You can use the intrinsic min and max functions for this.

As they are both elemental, you can use them on the whole array, as

b1_dotProd = max(-1.0_dp, min(b1_dotProd, 1.0_dp))

While there are processor instructions which allow min and max to be implemented without branches, it will depend on the compiler implementation of min and max as to whether or not this is actually done and if this is actually any faster, but it is at least a lot more concise.

Answer 2

The answer by @veryreverie is definitely correct, but there are two things to consider.

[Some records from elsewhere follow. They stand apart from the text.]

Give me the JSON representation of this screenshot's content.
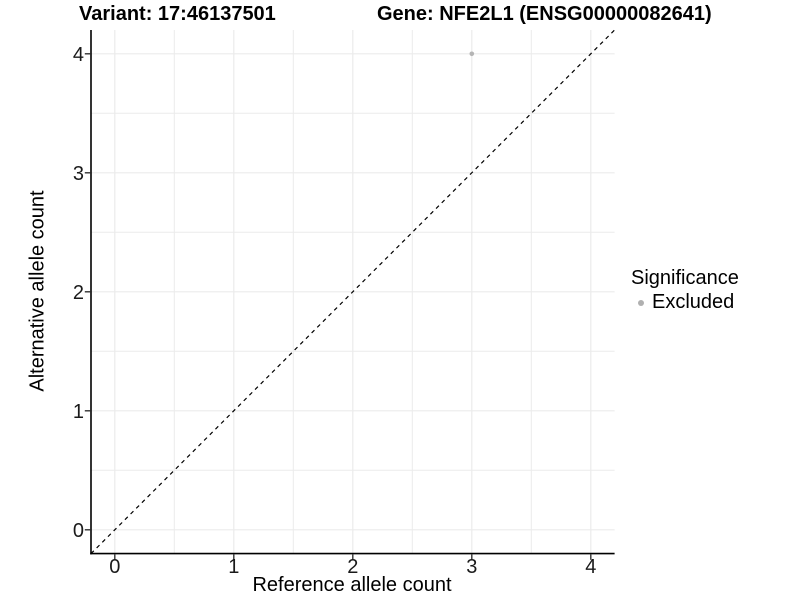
{
  "header": {
    "variant_title": "Variant: 17:46137501",
    "gene_title": "Gene: NFE2L1 (ENSG00000082641)"
  },
  "chart_data": {
    "type": "scatter",
    "title": "Variant: 17:46137501  Gene: NFE2L1 (ENSG00000082641)",
    "xlabel": "Reference allele count",
    "ylabel": "Alternative allele count",
    "xlim": [
      -0.2,
      4.2
    ],
    "ylim": [
      -0.2,
      4.2
    ],
    "x_ticks": [
      0,
      1,
      2,
      3,
      4
    ],
    "y_ticks": [
      0,
      1,
      2,
      3,
      4
    ],
    "x_tick_labels": [
      "0",
      "1",
      "2",
      "3",
      "4"
    ],
    "y_tick_labels": [
      "0",
      "1",
      "2",
      "3",
      "4"
    ],
    "x_minor": [
      0.5,
      1.5,
      2.5,
      3.5
    ],
    "y_minor": [
      0.5,
      1.5,
      2.5,
      3.5
    ],
    "grid": "on",
    "points": [
      {
        "x": 3,
        "y": 4,
        "significance": "Excluded"
      }
    ],
    "reference_line": {
      "kind": "identity y=x",
      "style": "dashed",
      "x1": -0.2,
      "y1": -0.2,
      "x2": 4.2,
      "y2": 4.2
    },
    "legend": {
      "title": "Significance",
      "position": "right",
      "items": [
        {
          "label": "Excluded",
          "color": "#b3b3b3"
        }
      ]
    }
  },
  "colors": {
    "background": "#ffffff",
    "grid": "#ebebeb",
    "axis_line": "#000000",
    "tick": "#333333",
    "tick_label": "#1a1a1a",
    "title_text": "#000000",
    "point": "#b5b5b5",
    "legend_dot": "#b0b0b0",
    "identity_line": "#000000"
  }
}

1. A where statement is another sensible choice. Since it still is a conditional choice the same caveat of

whether or not this actually avoids branches and if it's actually any faster, but it is at least a lot more concise

still applies.

One example is:

    pure function clamp(X) result(res)
        real, intent(in) :: X(:)
        real :: res(size(X))
        where (X < -1.0)
            res = -1.0
        else where (X > 1.0)
            res = 1.0
        else
            res = X
        end where
    end function

2. If you want to normalize to strictly 1 or -1, I would actually think about changing the datatype to integer. Then you can actually use a == 1 etc. without thinking about floating point equality problems. Depending on your code I would also think about cases where the dot product gets close to zero. Of course this point only applies, if you are only interested in the sign.

    pure function get_sign(X) result(res)
        real, intent(in) :: X(:)
        integer :: res(size(X))
        ! Or use another appropiate choice to test for near_zero
        where (abs(X) < epsilon(X) * 10.)
            res = 0
        else where (X < 0.0)
            res = -1
        else where (X > 0.0)
            res = +1
        end where
    end function